- 'Potential abuse' of collected data cited as concern
President Barack Obama has conceded that mass collection of private data by the US government may be unnecessary and said there were different ways of "skinning the cat", which could allow intelligence agencies to keep the country safe without compromising privacy.
In an apparent endorsement of a recommendation by a review panel to shift responsibility for the bulk collection of telephone records away from the National Security Agency and on to the phone companies, the president said change was necessary to restore public confidence.
"In light of the disclosures, it is clear that whatever benefits the configuration of this particular programme may have, may be outweighed by the concerns that people have on its potential abuse," Obama told an end-of-year White House press conference. "If it that's the case, there may be a better way of skinning the cat."
Though insisting he will not make a final decision until January, this is the furthest the president has gone in backing calls to dismantle the programme to collect telephone data, a practice the NSA claims has legal foundation under section 215 of the Patriot Act. This week, a federal judge said the program "very likely" violates the US constitution.

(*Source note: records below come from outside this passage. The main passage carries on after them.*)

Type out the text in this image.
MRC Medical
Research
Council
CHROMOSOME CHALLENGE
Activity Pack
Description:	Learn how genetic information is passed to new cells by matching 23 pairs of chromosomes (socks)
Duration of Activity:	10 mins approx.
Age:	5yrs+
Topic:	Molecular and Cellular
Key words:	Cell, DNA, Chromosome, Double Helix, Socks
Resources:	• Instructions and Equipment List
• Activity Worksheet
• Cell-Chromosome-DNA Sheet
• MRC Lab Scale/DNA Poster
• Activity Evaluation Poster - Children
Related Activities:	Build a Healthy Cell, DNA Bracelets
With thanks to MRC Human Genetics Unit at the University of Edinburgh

"There are ways we can do this potentially that give people greater assurance that there are checks and balances, sufficient oversight and transparency," Obama added. "Programmes like 215 could be redesigned in ways that give you the same information when you need it without creating these potentials for abuse. That's exactly what we should be doing: to evaluate things in a very clear specific way and moving forward on changes. And that's what I intend to do."
Comment: Notice the shift in blame here? It's not 'really' the NSA who's at fault - it's the telecom companies and, of course, Edward Snowden.
Ask yourself how likely it is that anything 'leaks' from this government that this government doesn't want leaked. How much of what we're told can we trust to be true?